Timing is crucial. U.S. robotics firms are pushing for a national robotics strategy at a time when China has made AI and intelligent robotics a national priority. According to the International Federation of Robotics, based in Germany, China is the world’s largest market for robots used in factories and other industrial environments, with around 1.8 million units in operation by 2023.
DeepMind’s approach diverges from traditional robotic programming, which requires engineers to carefully code every movement. Instead, these models learn from demonstrations and can adapt on the fly. If an object slips from the robot’s grasp or someone moves something mid-task, the robot adjusts seamlessly.
These models build on DeepMind’s earlier work, which earlier this year limited robots to handling single tasks, such as unzipping a bag or folding paper.
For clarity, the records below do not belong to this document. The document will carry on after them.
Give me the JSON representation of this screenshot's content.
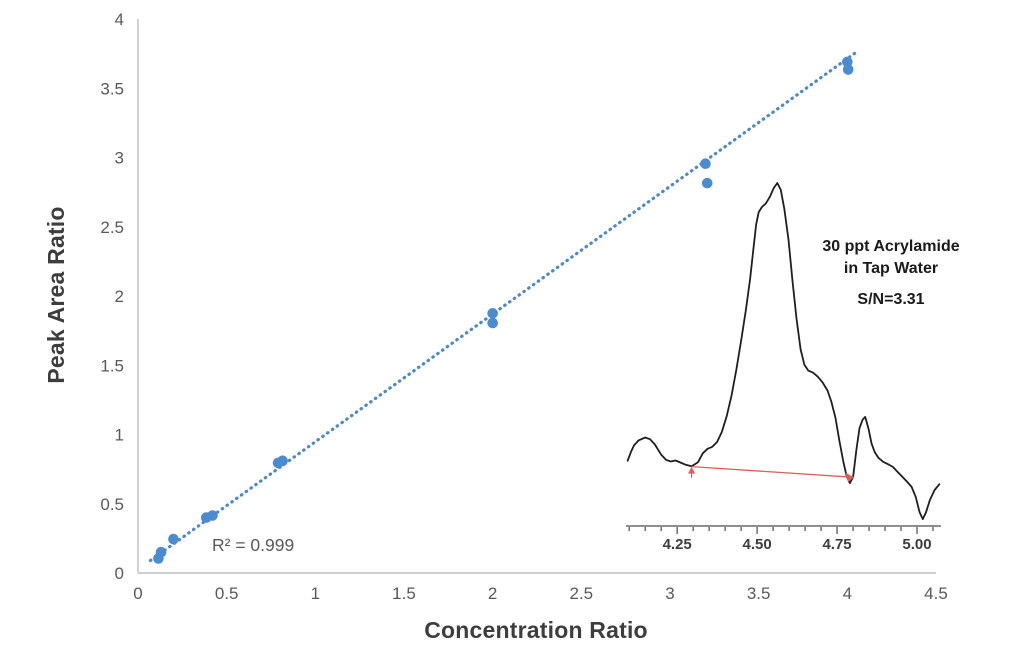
{
  "chart_data": [
    {
      "type": "scatter",
      "name": "acrylamide-calibration-curve",
      "title": "",
      "xlabel": "Concentration Ratio",
      "ylabel": "Peak Area Ratio",
      "xlim": [
        0,
        4.5
      ],
      "ylim": [
        0,
        4
      ],
      "grid": false,
      "x_tick_values": [
        0,
        0.5,
        1,
        1.5,
        2,
        2.5,
        3,
        3.5,
        4,
        4.5
      ],
      "x_tick_labels": [
        "0",
        "0.5",
        "1",
        "1.5",
        "2",
        "2.5",
        "3",
        "3.5",
        "4",
        "4.5"
      ],
      "y_tick_values": [
        0,
        0.5,
        1,
        1.5,
        2,
        2.5,
        3,
        3.5,
        4
      ],
      "y_tick_labels": [
        "0",
        "0.5",
        "1",
        "1.5",
        "2",
        "2.5",
        "3",
        "3.5",
        "4"
      ],
      "points": [
        [
          0.115,
          0.105
        ],
        [
          0.13,
          0.15
        ],
        [
          0.2,
          0.245
        ],
        [
          0.385,
          0.4
        ],
        [
          0.42,
          0.415
        ],
        [
          0.79,
          0.795
        ],
        [
          0.815,
          0.81
        ],
        [
          2.0,
          1.875
        ],
        [
          2.0,
          1.805
        ],
        [
          3.2,
          2.955
        ],
        [
          3.21,
          2.815
        ],
        [
          4.0,
          3.69
        ],
        [
          4.005,
          3.635
        ]
      ],
      "trendline": {
        "x1": 0.07,
        "y1": 0.09,
        "x2": 4.05,
        "y2": 3.76,
        "style": "dotted",
        "r2_label": "R² = 0.999"
      },
      "colors": {
        "points": "#4d8bd0",
        "trendline": "#4d88c9",
        "axis_line": "#bfbfbf",
        "tick_text": "#595959",
        "title_text": "#3d3d3d"
      }
    },
    {
      "type": "line",
      "name": "chromatogram-inset",
      "annotation_line1": "30 ppt Acrylamide",
      "annotation_line2": "in Tap Water",
      "sn_label": "S/N=3.31",
      "xlim": [
        4.09,
        5.075
      ],
      "ylim": [
        0,
        100
      ],
      "x_tick_values": [
        4.25,
        4.5,
        4.75,
        5.0
      ],
      "x_tick_labels": [
        "4.25",
        "4.50",
        "4.75",
        "5.00"
      ],
      "minor_tick_start": 4.1,
      "minor_tick_step": 0.05,
      "minor_tick_end": 5.05,
      "series": [
        {
          "name": "signal",
          "points": [
            [
              4.095,
              19.0
            ],
            [
              4.105,
              21.5
            ],
            [
              4.115,
              23.5
            ],
            [
              4.13,
              25.0
            ],
            [
              4.15,
              25.8
            ],
            [
              4.165,
              25.3
            ],
            [
              4.18,
              23.8
            ],
            [
              4.2,
              20.8
            ],
            [
              4.215,
              19.3
            ],
            [
              4.23,
              18.8
            ],
            [
              4.245,
              19.1
            ],
            [
              4.26,
              18.5
            ],
            [
              4.275,
              17.9
            ],
            [
              4.295,
              17.4
            ],
            [
              4.315,
              18.6
            ],
            [
              4.33,
              21.2
            ],
            [
              4.345,
              22.5
            ],
            [
              4.36,
              23.1
            ],
            [
              4.375,
              24.5
            ],
            [
              4.39,
              27.5
            ],
            [
              4.405,
              32.0
            ],
            [
              4.42,
              38.0
            ],
            [
              4.435,
              45.5
            ],
            [
              4.45,
              54.0
            ],
            [
              4.465,
              63.0
            ],
            [
              4.478,
              72.0
            ],
            [
              4.488,
              80.5
            ],
            [
              4.497,
              88.0
            ],
            [
              4.505,
              91.5
            ],
            [
              4.515,
              93.0
            ],
            [
              4.527,
              94.0
            ],
            [
              4.54,
              96.0
            ],
            [
              4.552,
              98.5
            ],
            [
              4.563,
              100.0
            ],
            [
              4.574,
              98.0
            ],
            [
              4.585,
              92.5
            ],
            [
              4.598,
              83.5
            ],
            [
              4.61,
              72.0
            ],
            [
              4.623,
              60.5
            ],
            [
              4.636,
              51.5
            ],
            [
              4.648,
              47.0
            ],
            [
              4.66,
              45.3
            ],
            [
              4.675,
              44.7
            ],
            [
              4.69,
              43.5
            ],
            [
              4.705,
              41.8
            ],
            [
              4.72,
              39.5
            ],
            [
              4.732,
              36.3
            ],
            [
              4.745,
              31.5
            ],
            [
              4.757,
              25.0
            ],
            [
              4.77,
              18.5
            ],
            [
              4.78,
              14.5
            ],
            [
              4.79,
              12.5
            ],
            [
              4.8,
              14.3
            ],
            [
              4.81,
              22.0
            ],
            [
              4.82,
              28.5
            ],
            [
              4.83,
              31.0
            ],
            [
              4.838,
              31.8
            ],
            [
              4.848,
              28.5
            ],
            [
              4.858,
              24.0
            ],
            [
              4.868,
              21.5
            ],
            [
              4.88,
              19.8
            ],
            [
              4.895,
              18.7
            ],
            [
              4.91,
              18.0
            ],
            [
              4.925,
              17.2
            ],
            [
              4.94,
              15.7
            ],
            [
              4.955,
              14.3
            ],
            [
              4.97,
              12.8
            ],
            [
              4.983,
              11.4
            ],
            [
              4.996,
              8.5
            ],
            [
              5.008,
              4.0
            ],
            [
              5.018,
              2.0
            ],
            [
              5.028,
              4.0
            ],
            [
              5.04,
              7.5
            ],
            [
              5.055,
              10.5
            ],
            [
              5.07,
              12.2
            ]
          ]
        }
      ],
      "baseline_marker": {
        "x1": 4.295,
        "y1": 17.3,
        "x2": 4.803,
        "y2": 14.2
      },
      "colors": {
        "line": "#1f1f1f",
        "axis_line": "#4a4a4a",
        "tick_text": "#3d3d3d",
        "baseline": "#d9605c"
      }
    }
  ]
}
Now, they’re tackling complex sequences that even humans find challenging — such as packing a suitcase appropriately after checking a weather forecast.
For developers looking to experiment, there’s a split availability strategy. Gemini Robotics-ER 1.5 became available Thursday via the Gemini API on Google AI Studio, meaning any developer can start building with this reasoning model. However, the action model, Gemini Robotics 1.5, remains limited to “select” (likely well-funded) partners.